E D I T O R I A L . 1 2. a n d . a . h a l f

undated

 

The GHERKIN aka The Swiss Reinsurance Building


In July 1978, Talking Heads released an album called More Songs about Buildings and Food.


Awkward as their gawky lead-singer David Byrne, the title was a weird conjunction: architecture doesn't usually come all that close to gastronomy.

The only creature that eats tower blocks that I can think of is Godzilla - and even he spits most of them out.


So why should the London public decide to refer to the Swiss Reinsurance Company building as 'the gherkin'?


As a nickname, 'the gherkin' isn't that great as a description of what this 40-storey skyscraper actually looks like.


'The Zeppelin' or 'the Spaceship' would be more accurate - though, strictly, it would have to be 'the Zeppelin stood on end' or 'the Spaceship parked vertically'.


The green and knobbly exterior of a gherkin certainly doesn't tally with the elegant but also tubby glass profile of Norman Foster's latest addition to London's skyline.
In London, with things like this, it's often hard to know what truly comes from the public and what from the Evening Standard's headline writers.


But whatever its origin, it has been almost universally adopted.

And with good reason.

Gherkins, for a start, are far from universally popular - to confirm this, one need only check the treacherous circles of slimy green on the pavement outside any burger restaurant.

But for those that do like them, gherkins add something particular and unique to the taste of a burger - a sour-sweet, vinegary tang. A taste that seems both grown-up and infantile.

And the Swiss Re building, I think, adds something similar to the skyline of the City of London.

Its visual tang alters the way one looks at the buildings around it - it's a snappy, catchy building. It's the architectural equivalent fast-food. The first bite isn't any different from the next or the next or the last. You want more.


I was lucky enough to watch as the building was constructed - the top three-quarters of it, anyway.

The kitchen of the top-floor flat where I used to live faced north towards the City.

Every time I did the washing-up, I was able to check on the day's progress.

Over the months it took to build, I watched how it came together - not just as a form but almost as a movement or a gesture.

It reminded me of two hands going up to make a high catch; they start together, then - rising - the fingers spread out, twisting a little to get a better angle, and, finally, they clasp together around the ball.

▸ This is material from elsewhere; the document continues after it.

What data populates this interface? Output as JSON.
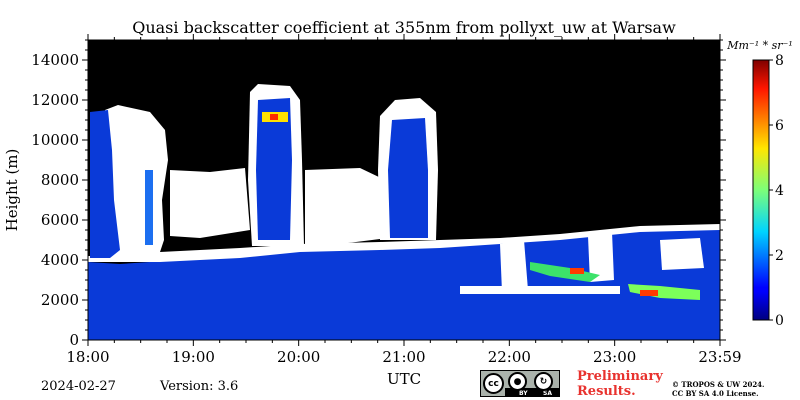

There was something incredibly satisfying about seeing that catch made, not fumbled - something entirely different to watching an oblong-profile skyscraper climb, achieve its full number of floors, and then stop dead.

Halfway through construction, the curving girders of the outside of the building looked like an anamorphic sugar-basket or the superstructure of a science fiction Easter Egg.

These associations are incredibly cute, almost kitschy - and the Swiss Re building, like others of Norman Foster, could easily be criticised on these grounds.

But it's very rare that a new, modernist tower block appears and is, from the start, so entirely affable.

This is especially so in comparison with other corporate architecture of recent years.

The gherkin is architecture that says very clearly that it doesn't want to hurt anyone or anything. It's less the Swiss Reinsurance than the Swish Reassurance building.


As Norman Foster's website explains, the gherkin-shape has a practical rationale: to maximise natural light and ventilation - hence cutting fuel costs and lessening environmental impact.

Most people won't argue with this being A Very Good Thing.

But just as with gherkins, it's a matter of personal taste whether you find the Swiss Re building oversweet or just sweet enough, junk food or convenience food, ingratiating or accommodating.

The worst that can be said about it is this - that it looks like a giant version of somegadget that might have appeared in the Innovations catalogue.

The best is that, now it's finished, it seems like it's always been there, - that we'd missit if it disappeared - and, if we ever need to reinsure something Swiss, we'll know exactly where to go.